A Comprehensive Guide to Electric Vehicle Charging: AC and DC Explained

For owners of internal combustion engine (ICE) vehicles, a basic understanding of the refueling process is often sufficient due to its simplicity. However, if you own an electric vehicle (EV), it's crucial to familiarize yourself with the charging process, as it significantly affects user experience.

When refueling an ICE vehicle, the process typically takes only a few minutes—you pay for the amount of fuel received and you're ready to go. In contrast, with EVs, charging often occurs at home, necessitating an understanding of your home’s electrical installation and your vehicle’s equipment. Knowledge of a public charging station's maximum charging power, as well as your car’s limits, is also essential. Let’s clarify the topic of EV charging.

AC Charging

The majority of EV charging sessions are AC charging. The principle is straightforward: both domestic and public charging stations provide alternating current (AC), which the on-board charger in the vehicle converts to direct current (DC) for battery charging.

To determine your car's maximum charging power, you must consider two factors: the electrical specifications of your home installation or public charging point and the relevant specifications of your vehicle's on-board charger.

Home electrical installations can be single-phase or three-phase. For single-phase systems, power is calculated as follows: P = V * I. In Europe, the standard voltage is 230V. Thus, if your installation provides 230V at 32A, the charging power is 7.36 kW (230V * 32A). For a three-phase system, the calculation is: P = V * I * √3 = 400V * 32A * 1.732 = 22 kW. Clearly, a three-phase installation can supply significantly more power than a single-phase one.

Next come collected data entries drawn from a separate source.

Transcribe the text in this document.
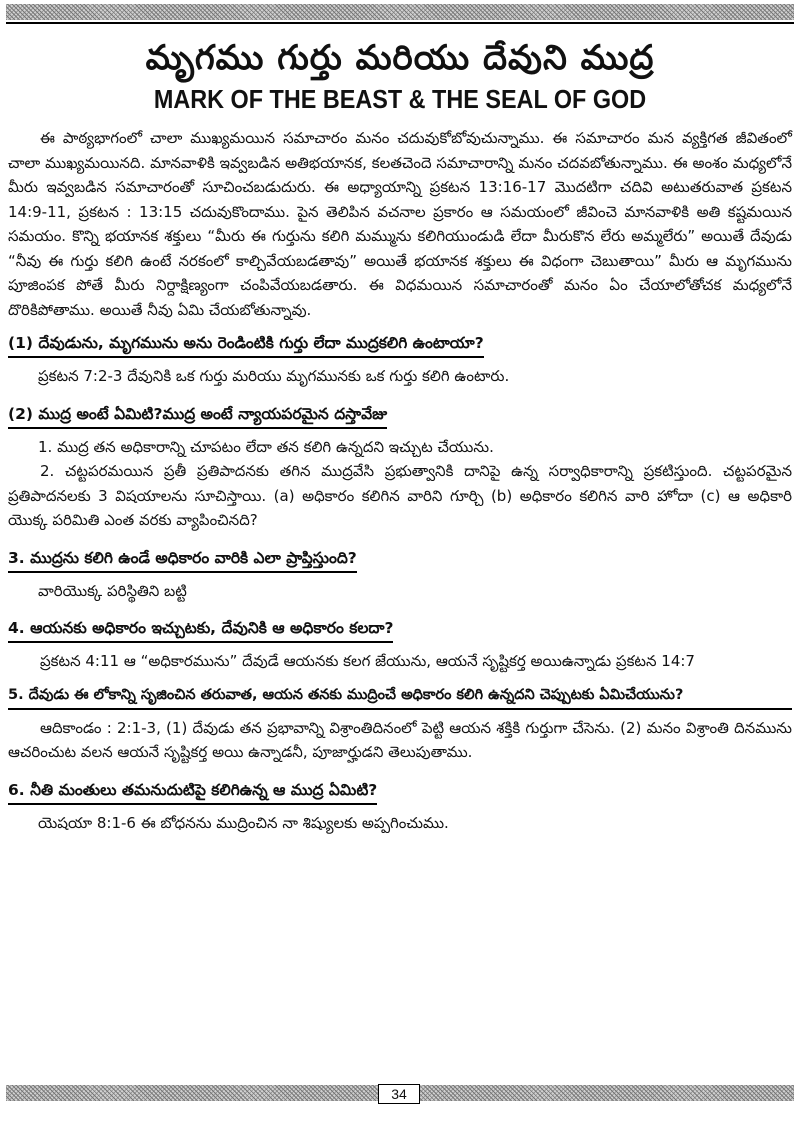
మృగము గుర్తు మరియు దేవుని ముద్ర
MARK OF THE BEAST & THE SEAL OF GOD

ఈ పాఠ్యభాగంలో చాలా ముఖ్యమయిన సమాచారం మనం చదువుకోబోవుచున్నాము. ఈ సమాచారం మన వ్యక్తిగత జీవితంలో చాలా ముఖ్యమయినది. మానవాళికి ఇవ్వబడిన అతిభయానక, కలతచెందె సమాచారాన్ని మనం చదవబోతున్నాము. ఈ అంశం మధ్యలోనే మీరు ఇవ్వబడిన సమాచారంతో సూచించబడుదురు. ఈ అధ్యాయాన్ని ప్రకటన 13:16-17 మొదటిగా చదివి అటుతరువాత ప్రకటన 14:9-11, ప్రకటన : 13:15 చదువుకొందాము. పైన తెలిపిన వచనాల ప్రకారం ఆ సమయంలో జీవించె మానవాళికి అతి కష్టమయిన సమయం. కొన్ని భయానక శక్తులు “మీరు ఈ గుర్తును కలిగి మమ్మును కలిగియుండుడి లేదా మీరుకొన లేరు అమ్మలేరు” అయితే దేవుడు “నీవు ఈ గుర్తు కలిగి ఉంటే నరకంలో కాల్చివేయబడతావు” అయితే భయానక శక్తులు ఈ విధంగా చెబుతాయి” మీరు ఆ మృగమును పూజింపక పోతే మీరు నిర్దాక్షిణ్యంగా చంపివేయబడతారు. ఈ విధమయిన సమాచారంతో మనం ఏం చేయాలోతోచక మధ్యలోనే దొరికిపోతాము. అయితే నీవు ఏమి చేయబోతున్నావు.

(1) దేవుడును, మృగమును అను రెండింటికి గుర్తు లేదా ముద్రకలిగి ఉంటాయా?

ప్రకటన 7:2-3 దేవునికి ఒక గుర్తు మరియు మృగమునకు ఒక గుర్తు కలిగి ఉంటారు.

(2) ముద్ర అంటే ఏమిటి?ముద్ర అంటే న్యాయపరమైన దస్తావేజు

1. ముద్ర తన అధికారాన్ని చూపటం లేదా తన కలిగి ఉన్నదని ఇచ్చుట చేయును.

2. చట్టపరమయిన ప్రతీ ప్రతిపాదనకు తగిన ముద్రవేసి ప్రభుత్వానికి దానిపై ఉన్న సర్వాధికారాన్ని ప్రకటిస్తుంది. చట్టపరమైన ప్రతిపాదనలకు 3 విషయాలను సూచిస్తాయి. (a) అధికారం కలిగిన వారిని గూర్చి (b) అధికారం కలిగిన వారి హోదా (c) ఆ అధికారి యొక్క పరిమితి ఎంత వరకు వ్యాపించినది?

3. ముద్రను కలిగి ఉండే అధికారం వారికి ఎలా ప్రాప్తిస్తుంది?

వారియొక్క పరిస్థితిని బట్టి

4. ఆయనకు అధికారం ఇచ్చుటకు, దేవునికి ఆ అధికారం కలదా?

ప్రకటన 4:11 ఆ “అధికారమును” దేవుడే ఆయనకు కలగ జేయును, ఆయనే సృష్టికర్త అయిఉన్నాడు ప్రకటన 14:7

5. దేవుడు ఈ లోకాన్ని సృజించిన తరువాత, ఆయన తనకు ముద్రించే అధికారం కలిగి ఉన్నదని చెప్పుటకు ఏమిచేయును?

ఆదికాండం : 2:1-3, (1) దేవుడు తన ప్రభావాన్ని విశ్రాంతిదినంలో పెట్టి ఆయన శక్తికి గుర్తుగా చేసెను. (2) మనం విశ్రాంతి దినమును ఆచరించుట వలన ఆయనే సృష్టికర్త అయి ఉన్నాడనీ, పూజార్హుడని తెలుపుతాము.

6. నీతి మంతులు తమనుదుటిపై కలిగిఉన్న ఆ ముద్ర ఏమిటి?

యెషయా 8:1-6 ఈ బోధనను ముద్రించిన నా శిష్యులకు అప్పగించుము.

34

Now let’s consider your vehicle. If the on-board charger is compatible with the electrical installation, the power supplied to the car will match. For example, if you have a Mercedes-Benz EQS equipped with the optional 22 kW on-board charger, you can utilize a three-phase electrical installation fully, charging at 22 kW using the appropriate wallbox. However, if you have a three-phase installation and connect to a Schuko (Type F) plug with a typical 10A current, you will only achieve 2.3 kW.

To estimate charging time, you need to know your battery's net energy content in kWh and the net charging power. For example, a vehicle with a 50kWh battery and an 11kW on-board charger, with a charging efficiency of 94%, would take approximately 4 hours and 50 minutes to charge: 50/(11*0.94). This time can vary based on the vehicle's unique charging curve, but you'll usually approach the expected duration with home installations due to their lower output.

DC Charging

When it comes to DC charging, the process is much simpler. DC chargers provide direct current (DC) to the battery, rendering the on-board charger irrelevant. The maximum charging power depends on the battery's specifications and the rapid charger’s capabilities.

Typically, batteries operate on 400V, but newer models like the Porsche Taycan, Audi E-Tron GT, Hyundai Ioniq 5, and Lucid Air employ 800V+ architectures, allowing charging power of up to 350 kW with compatible chargers.

Charging power is also influenced by battery cooling systems. Many modern vehicles come equipped with liquid-cooled batteries essential for managing the thermal load associated with rapid charging. Conversely, cars with passive air-cooling systems typically limit their DC charging power to around 50kW to prevent excessive battery temperatures.

Manufacturers often recommend charging up to 80% when using DC, as battery wear increases beyond this point, and charging efficiency drops significantly beyond 80%, making further charging less efficient.

A Missed Opportunity?

The charging process would be considerably more straightforward if only DC charging were utilized for electric vehicles. While this notion might seem controversial, eliminating the need for an on-board charger would lead to cheaper and lighter vehicles, along with no requirement for charging cables.

In residential settings, owners could employ DC wallboxes with a maximum power of 22 kW, akin to the existing AC wallboxes. Although DC domestic wallboxes are available today, they are five to seven times more expensive than AC wallboxes. If manufacturers had primarily adopted DC charging, economies of scale could have reduced domestic DC charger prices significantly.

This decision arguably represents one of the greatest missed opportunities in the evolution of e-mobility.